How filebeat read the content of the file

Hi all,

We are exporting a csv using cronjob and put it inside a a folder. A filebeat will process and read the file before for visualization in Kibana. (Filebeat and the folder are in the same host)

The csv is a very straight content, where inside they have two lines, header,a second line is the data.

The first time file being exported, filebeat process and we can see from discover dashboard. however, for subsequent job, filebeat seems 'ignore' it. alhtough every 15 minutes or so, the data inside the csv keep changing.

So i have been testing the following where both triggered filebeat to process csv.

  1. Edit the content like adding some number and save it (same name) and
  2. copy and rename into different name.

so what i did temporary now, before export, it will save into current date and time and then export it. This trigger filebeat to process because it sees a new file.

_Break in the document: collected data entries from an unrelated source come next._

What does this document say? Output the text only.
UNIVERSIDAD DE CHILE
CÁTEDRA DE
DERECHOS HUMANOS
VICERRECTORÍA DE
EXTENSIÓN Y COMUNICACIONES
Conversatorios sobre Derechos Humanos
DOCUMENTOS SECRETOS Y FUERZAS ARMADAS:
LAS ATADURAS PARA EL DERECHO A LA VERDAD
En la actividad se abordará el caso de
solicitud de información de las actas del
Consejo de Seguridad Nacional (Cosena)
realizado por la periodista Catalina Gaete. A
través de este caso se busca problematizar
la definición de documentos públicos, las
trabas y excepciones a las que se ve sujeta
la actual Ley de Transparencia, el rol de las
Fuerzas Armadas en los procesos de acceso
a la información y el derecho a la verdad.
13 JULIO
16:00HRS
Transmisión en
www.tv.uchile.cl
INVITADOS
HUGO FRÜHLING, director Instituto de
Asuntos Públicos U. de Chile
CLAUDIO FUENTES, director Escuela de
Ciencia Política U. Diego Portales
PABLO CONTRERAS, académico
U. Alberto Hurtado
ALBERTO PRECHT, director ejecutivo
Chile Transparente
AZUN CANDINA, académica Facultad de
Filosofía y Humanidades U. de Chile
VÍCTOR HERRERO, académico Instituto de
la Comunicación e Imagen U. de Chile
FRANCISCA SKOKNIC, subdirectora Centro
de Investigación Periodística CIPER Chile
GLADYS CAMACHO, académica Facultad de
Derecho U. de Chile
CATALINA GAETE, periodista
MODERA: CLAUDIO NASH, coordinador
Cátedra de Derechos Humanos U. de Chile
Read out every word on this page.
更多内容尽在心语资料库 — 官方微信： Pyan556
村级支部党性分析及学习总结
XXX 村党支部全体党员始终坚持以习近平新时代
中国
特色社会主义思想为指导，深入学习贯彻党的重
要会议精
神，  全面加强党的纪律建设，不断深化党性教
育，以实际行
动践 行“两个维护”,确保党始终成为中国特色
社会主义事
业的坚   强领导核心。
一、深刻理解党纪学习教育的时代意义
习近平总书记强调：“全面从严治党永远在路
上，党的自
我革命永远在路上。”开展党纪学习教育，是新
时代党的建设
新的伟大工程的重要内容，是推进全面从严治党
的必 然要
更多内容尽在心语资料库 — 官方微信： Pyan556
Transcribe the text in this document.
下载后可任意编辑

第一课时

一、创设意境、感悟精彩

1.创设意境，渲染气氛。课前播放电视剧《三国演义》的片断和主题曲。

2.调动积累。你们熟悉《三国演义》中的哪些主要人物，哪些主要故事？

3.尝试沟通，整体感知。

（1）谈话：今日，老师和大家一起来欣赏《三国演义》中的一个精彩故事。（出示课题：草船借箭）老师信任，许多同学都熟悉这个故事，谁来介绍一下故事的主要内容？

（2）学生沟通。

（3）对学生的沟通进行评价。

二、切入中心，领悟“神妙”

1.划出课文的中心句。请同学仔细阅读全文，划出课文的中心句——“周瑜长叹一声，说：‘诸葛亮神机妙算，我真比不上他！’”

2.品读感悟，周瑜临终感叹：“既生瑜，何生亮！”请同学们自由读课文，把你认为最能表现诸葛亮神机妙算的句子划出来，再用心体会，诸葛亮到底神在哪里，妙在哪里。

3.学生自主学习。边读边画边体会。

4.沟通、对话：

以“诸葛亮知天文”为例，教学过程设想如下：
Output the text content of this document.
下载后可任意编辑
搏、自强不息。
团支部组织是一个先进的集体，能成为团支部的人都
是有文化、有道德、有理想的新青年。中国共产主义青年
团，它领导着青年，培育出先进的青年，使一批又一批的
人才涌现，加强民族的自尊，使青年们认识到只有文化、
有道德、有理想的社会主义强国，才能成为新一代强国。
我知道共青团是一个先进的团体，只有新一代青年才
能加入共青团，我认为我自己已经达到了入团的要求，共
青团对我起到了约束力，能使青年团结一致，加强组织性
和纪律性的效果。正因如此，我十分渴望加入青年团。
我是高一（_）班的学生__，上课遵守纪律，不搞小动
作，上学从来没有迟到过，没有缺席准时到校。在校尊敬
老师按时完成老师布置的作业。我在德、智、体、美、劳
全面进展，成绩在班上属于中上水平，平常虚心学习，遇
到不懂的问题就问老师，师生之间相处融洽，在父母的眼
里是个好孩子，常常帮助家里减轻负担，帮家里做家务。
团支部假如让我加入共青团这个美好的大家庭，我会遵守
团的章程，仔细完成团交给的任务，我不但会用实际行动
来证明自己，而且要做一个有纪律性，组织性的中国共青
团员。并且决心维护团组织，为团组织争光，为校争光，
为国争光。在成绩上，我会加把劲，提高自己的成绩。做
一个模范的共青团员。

On the other hand, the same filebeat also read other directory, json file. But it is able to recognize the file changes and trigger filebeat to process the json file. The only different between csv and json is csv constantly having 4k size but the json always random, it can be from few mb to a gb.

This come to a question, on what situation we can trigger filebeat to process the file? initially i thought it based on timestamp of the file but that is seems not the case but the size might affect how filebeat process the file.

Hello @sixsenseninja !

Would be possible to check your filebeat configuration? Also, are the mechanisms used to update the JSON and CSV files the same? Do them get appended to, truncated, ... ?

Some more information will help to figure out what might be going on.

Thanks!

from filebeat yml configuration, it is indentical (just that the path are different for json and csv).

For the mechanism, the both json and csv were exported from remote server to these folders (csv and json folder).

Both are using similar technique. It is being processsed on the remote pc, and the output were send to filebeat servers using scp. the existing file were overwritten by the new file on every 15 minutes. the json file might have 10 or more lines depending on volume of data but for csv, it is always shows two lines (line header and line data)

i manage to solve this issue by resetting the state of the data/registry, and ask the filebeat to scan again the file.

This topic was automatically closed 28 days after the last reply. New replies are no longer allowed.